A te…

nuvole

 

Nella vita rischiamo di sentirci onnipotenti, sopratutto a 26 anni. Divoriamo la vita in tutti i modi possibili.  Se dovessi pensare alla mia vita, la vedo ancora infinita, è un pò come mirare l’orizzonte, non  riesci a vedere la fine.   La morte è qualcosa che non penso , non perchè mi faccia paura affrontarla ma perchè  semplicemente credo che non mi tocchi.   Non so se sia egoismo o più spontaneamente sia il corso  naturale della vita a farci sentire così, così ingenui, probabilmente.   Ho pensato che nessuno possa morire così giovane, fin quando non scopri che, proprio tutto ciò che pensi non possa accadere, possa arrivarti come un frisbee inaspettato in piena faccia.    Mi sono spesso e volentieri sentita forte di fronte alle avversità, credevo di saper essere sempre una buona spalla semmai ce ne fosse bisogno, fino a quel dannato momento, quando ho capito che di fronte ad una malattia la mia spalla non potesse essere abbastanza.           Mi sono sentita inadeguata, perchè in alcune circostanze è così che ci si sente quasi fuori luogo e inappropriati.
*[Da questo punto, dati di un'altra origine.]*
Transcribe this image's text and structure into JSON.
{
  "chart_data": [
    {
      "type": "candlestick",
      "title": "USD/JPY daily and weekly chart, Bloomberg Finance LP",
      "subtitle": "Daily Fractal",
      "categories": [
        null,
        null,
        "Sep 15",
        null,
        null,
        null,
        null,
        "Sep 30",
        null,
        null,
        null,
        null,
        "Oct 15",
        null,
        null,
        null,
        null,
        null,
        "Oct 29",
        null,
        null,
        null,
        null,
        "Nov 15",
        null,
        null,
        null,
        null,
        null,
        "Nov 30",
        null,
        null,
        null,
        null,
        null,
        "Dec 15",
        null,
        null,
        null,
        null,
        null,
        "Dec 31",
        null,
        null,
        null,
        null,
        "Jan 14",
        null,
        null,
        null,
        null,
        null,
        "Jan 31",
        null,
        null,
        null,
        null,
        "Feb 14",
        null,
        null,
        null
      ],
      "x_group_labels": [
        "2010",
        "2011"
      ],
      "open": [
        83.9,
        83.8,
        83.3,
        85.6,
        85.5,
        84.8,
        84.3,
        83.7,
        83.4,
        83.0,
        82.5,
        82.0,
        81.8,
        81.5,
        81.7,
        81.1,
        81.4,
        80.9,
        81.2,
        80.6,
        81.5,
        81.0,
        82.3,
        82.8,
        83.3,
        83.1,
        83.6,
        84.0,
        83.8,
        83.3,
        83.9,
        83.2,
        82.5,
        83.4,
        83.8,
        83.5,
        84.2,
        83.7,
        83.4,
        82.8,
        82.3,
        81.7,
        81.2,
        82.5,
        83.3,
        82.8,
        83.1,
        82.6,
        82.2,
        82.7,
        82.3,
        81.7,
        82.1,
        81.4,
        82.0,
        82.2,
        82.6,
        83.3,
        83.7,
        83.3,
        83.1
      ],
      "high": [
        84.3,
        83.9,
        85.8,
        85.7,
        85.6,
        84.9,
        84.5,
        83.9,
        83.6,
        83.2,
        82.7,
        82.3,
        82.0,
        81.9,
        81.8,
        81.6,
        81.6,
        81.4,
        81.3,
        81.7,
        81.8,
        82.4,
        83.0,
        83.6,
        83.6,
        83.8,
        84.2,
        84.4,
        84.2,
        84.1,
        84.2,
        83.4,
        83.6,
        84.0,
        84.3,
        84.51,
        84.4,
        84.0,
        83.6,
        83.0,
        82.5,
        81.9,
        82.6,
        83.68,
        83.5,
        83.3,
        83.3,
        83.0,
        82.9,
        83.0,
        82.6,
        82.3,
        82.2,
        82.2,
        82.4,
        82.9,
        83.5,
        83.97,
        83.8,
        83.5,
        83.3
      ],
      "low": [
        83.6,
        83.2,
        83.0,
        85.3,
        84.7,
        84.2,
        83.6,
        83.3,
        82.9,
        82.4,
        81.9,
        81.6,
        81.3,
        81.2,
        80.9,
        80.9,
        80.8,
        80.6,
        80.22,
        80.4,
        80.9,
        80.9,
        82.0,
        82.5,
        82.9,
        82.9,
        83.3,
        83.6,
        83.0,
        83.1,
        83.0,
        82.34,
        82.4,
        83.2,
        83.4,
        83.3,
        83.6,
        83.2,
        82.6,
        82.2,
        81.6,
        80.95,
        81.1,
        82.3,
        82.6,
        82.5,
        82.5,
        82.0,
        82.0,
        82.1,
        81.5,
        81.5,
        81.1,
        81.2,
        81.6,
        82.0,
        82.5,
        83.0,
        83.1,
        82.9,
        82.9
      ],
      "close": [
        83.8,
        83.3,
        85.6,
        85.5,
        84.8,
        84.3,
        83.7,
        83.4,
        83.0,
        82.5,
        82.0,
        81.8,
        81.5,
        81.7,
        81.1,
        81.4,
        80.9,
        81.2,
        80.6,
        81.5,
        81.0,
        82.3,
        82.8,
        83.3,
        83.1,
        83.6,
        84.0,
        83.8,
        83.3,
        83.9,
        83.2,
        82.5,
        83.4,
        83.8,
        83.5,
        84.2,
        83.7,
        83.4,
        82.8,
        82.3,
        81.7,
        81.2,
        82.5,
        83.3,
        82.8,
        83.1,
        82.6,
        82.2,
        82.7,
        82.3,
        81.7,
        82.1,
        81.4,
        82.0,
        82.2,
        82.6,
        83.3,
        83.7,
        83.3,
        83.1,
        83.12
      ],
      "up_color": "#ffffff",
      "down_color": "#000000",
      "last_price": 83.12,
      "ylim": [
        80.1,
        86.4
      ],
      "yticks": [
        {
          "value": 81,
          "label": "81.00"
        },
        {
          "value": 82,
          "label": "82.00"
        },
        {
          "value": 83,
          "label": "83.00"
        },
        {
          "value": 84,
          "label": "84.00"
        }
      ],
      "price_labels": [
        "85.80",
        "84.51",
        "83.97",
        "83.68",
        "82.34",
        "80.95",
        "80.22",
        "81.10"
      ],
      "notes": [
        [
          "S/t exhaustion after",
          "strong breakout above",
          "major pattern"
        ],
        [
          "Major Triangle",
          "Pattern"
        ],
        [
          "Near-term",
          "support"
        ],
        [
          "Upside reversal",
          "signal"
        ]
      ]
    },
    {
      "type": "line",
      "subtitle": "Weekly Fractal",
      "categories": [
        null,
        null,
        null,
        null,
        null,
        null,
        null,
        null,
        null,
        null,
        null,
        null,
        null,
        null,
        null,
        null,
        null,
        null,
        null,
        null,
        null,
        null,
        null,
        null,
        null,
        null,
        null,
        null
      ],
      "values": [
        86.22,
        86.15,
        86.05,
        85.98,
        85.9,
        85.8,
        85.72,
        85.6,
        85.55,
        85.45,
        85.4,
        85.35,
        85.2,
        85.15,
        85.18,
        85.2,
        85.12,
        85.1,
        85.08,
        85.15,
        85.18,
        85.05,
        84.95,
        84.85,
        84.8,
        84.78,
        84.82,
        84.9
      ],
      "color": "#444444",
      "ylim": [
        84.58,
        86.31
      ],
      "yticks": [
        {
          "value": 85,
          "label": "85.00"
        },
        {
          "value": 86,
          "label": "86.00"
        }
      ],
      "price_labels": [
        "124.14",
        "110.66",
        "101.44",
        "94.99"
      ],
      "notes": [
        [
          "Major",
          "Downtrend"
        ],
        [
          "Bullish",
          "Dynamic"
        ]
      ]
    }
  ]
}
Come se si rimanesse bloccati, senza saliva, senza fiato, senza forza, inermi e piccoli.   Mi sentì così quando venni a sapere. Che cosa dire,  io e te così diversi ,seppur simili per la stessa età e la stessa voglia di vivere?!    Quel pomeriggio camminando insieme continuavo a vedere il tuo sorriso baciato dal sole e davanti a noi i nostri prati, la nostra terra, la tua infanzia. Mi stringevi come se io avessi bisogno di un abbraccio, quando invece eri tu ad aver bisogno di me. Ero impietrita e pensavo a cosa poter dire, a cosa poter chiedere, a fare attenzione a come parlare, se usare le parola tumore o chemio potessero ferirti.   In realtà leggevo il tuo essere quello di sempre, quella faccia  e quell’espressione non erano mutati seppur ti vedevo li di fronte a me senza capelli, la tua voglia di scherzare intervallata da quel racconto così vero, così intenso e per te così tanto normale, come se mi stessi raccontando qualcosa della tua routine ormai, che era parte di te.   Parlasti solo tu perchè io non  riuscì ad avere nessuna forza di essere li con te, emotivamente.                Io che pensavo potessi stringerti e dirti che da li a poco sarebbe tutto finito, non ebbi la forza di dire nulla, solo rimanere in silenzio. Non fui capace tesoro, neanche un attimo di avere più forza di quella che mi stavi dimostrando tu.   Tu eri il guerriero che stava lottando.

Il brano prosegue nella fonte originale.